Only one study sponsored by the Ministry of National Security actually focused on modern gangs in Jamaica. Donna Moncrieffe found that of the 49 gangs in Jamaica at the turn of the century, 14 per cent were highly organised. They were involved in international drug running, protection and extortion rackets, and work contracts, among other trades. Don Robotham (in a paper for the National Planning Council) argued that the important situational factors that made crime successful were the availability of guns, and collusion by the state, political parties, the police, and the private sector.

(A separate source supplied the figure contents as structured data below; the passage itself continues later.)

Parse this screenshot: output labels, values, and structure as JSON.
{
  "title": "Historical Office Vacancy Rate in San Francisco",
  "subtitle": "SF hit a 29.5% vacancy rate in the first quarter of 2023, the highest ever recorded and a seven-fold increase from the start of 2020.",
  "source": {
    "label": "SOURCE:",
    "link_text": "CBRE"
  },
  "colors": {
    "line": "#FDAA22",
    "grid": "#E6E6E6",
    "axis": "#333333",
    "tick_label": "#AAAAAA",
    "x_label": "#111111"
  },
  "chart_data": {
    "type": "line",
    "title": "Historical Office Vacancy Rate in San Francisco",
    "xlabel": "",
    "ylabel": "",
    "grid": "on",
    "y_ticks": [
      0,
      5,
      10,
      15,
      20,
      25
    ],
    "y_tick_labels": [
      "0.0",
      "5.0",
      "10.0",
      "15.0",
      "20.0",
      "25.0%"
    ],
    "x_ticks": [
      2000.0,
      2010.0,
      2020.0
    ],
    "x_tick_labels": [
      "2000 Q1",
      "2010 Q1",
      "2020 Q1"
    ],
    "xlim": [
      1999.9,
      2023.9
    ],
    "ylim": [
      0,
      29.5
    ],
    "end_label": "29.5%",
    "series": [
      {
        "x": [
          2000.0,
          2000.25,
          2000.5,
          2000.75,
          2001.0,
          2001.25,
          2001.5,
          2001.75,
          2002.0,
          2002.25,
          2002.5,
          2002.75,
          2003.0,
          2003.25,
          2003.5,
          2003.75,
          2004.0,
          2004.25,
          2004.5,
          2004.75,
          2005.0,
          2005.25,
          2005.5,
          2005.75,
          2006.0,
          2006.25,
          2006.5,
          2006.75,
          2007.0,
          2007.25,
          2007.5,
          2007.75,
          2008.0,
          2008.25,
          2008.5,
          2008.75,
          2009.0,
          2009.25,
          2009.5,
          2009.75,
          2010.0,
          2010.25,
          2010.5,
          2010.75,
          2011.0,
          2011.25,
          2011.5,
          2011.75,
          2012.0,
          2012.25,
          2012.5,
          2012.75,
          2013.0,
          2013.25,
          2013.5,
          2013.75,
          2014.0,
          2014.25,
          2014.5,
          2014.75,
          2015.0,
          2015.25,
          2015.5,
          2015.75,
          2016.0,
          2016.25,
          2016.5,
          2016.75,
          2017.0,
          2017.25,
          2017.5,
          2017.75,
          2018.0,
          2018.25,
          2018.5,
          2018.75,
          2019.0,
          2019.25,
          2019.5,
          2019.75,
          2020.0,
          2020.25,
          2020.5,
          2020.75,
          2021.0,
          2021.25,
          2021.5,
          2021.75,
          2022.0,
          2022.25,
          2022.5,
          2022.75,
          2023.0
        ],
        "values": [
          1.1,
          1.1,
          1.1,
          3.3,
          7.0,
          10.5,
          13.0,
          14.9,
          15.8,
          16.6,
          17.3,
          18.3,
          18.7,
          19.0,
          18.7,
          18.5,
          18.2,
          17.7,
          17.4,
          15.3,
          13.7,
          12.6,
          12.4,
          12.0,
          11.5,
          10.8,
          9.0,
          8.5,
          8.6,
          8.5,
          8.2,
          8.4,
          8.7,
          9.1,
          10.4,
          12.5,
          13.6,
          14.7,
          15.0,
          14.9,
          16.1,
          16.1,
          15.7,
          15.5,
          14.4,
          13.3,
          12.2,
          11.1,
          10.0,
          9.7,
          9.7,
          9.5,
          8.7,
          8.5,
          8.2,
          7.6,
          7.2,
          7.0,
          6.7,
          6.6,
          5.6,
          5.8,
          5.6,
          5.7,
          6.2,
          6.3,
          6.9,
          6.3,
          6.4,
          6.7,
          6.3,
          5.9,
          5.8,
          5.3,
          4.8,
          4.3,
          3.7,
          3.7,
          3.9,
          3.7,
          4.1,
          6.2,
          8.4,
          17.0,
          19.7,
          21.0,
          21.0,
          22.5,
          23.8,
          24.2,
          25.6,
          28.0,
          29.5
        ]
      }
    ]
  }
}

We are in a better position to understand crime and violence in Jamaica now than before. The Criminal Reform Unit of the Ministry of National Security and Tony Harriot's work on criminal justice systems in the department of government, UWI, provide a good basis for this. We now need to build on the bland crime statistics and the socio-economic and political background studies. We need to continue moving in the direction of building a modern policing infrastructure and understanding gangs and how they exploit situational conditions. We must go beyond mapping gang activity to hard policing and the immediate capture of gang leaders and the dismantling of their outfits.
POLITICIANS AGAINST CRIME
As criminals, police, media, and business associations claim a link between politicians and crime, politicians must now declare and prove that they are against crime and violence. As long ago as 1993, Portia Simpson Miller demanded that the public stop making unsubstantiated claims that politicians were distributing guns to gunmen and name those politicians. At that time too, K.D. Knight, then Minister of National Security, called upon the public to report any case where politicians were interfering in the work of the police. No one has named names.
Crime Stop has claimed great success in anonymous tips leading to the arrest of gunmen. Anonymous tips about politicians can be provided as well. Mark Shields has an open line. No one has said that politicians interfere with his work or that he is partisan. To my knowledge, no criminal has even confessed to the police that he received guns or was directed in his activities by a politician, not even as a bargain for lighter charges. The spate of arrests of posse members and 'yardies' by the Federal Bureau of Investigation and Scotland Yard has yielded no such revelation either. We are still not able to separate public talk from documented proof.
Politicians have not done enough to clear the air either. It is not enough to complain of political bias if one declares Tivoli to be the mother of all garrisons. It is not enough for the PNP to belatedly say it has no association with the Clansmen after failing to respond to numerous media reports of such an association. We must take up Mrs. Simpson Miller's invitation to name the politicians, and we must follow through on Sharon Hay-Webster's demand that the police supply proof of her (or any PNP) connection with the Clansmen.
If we believe that Jamaican politicians won't say they are in league with criminals and the Jamaican police is in collusion with politicians then let us ask the police in the U.K., U.S., Canada and wherever else to go to their files and report to our police the names of any current Member of Parliament for which they have evidence of involvement in crime or with criminals. At some point, we need to clear up this matter so that we can focus on the criminals themselves. We must get past this dancing around so that we can focus on the people who are shooting and killing children, women, policemen and priests. Then we will be able to celebrate with Heather Robinson many blessed days ahead.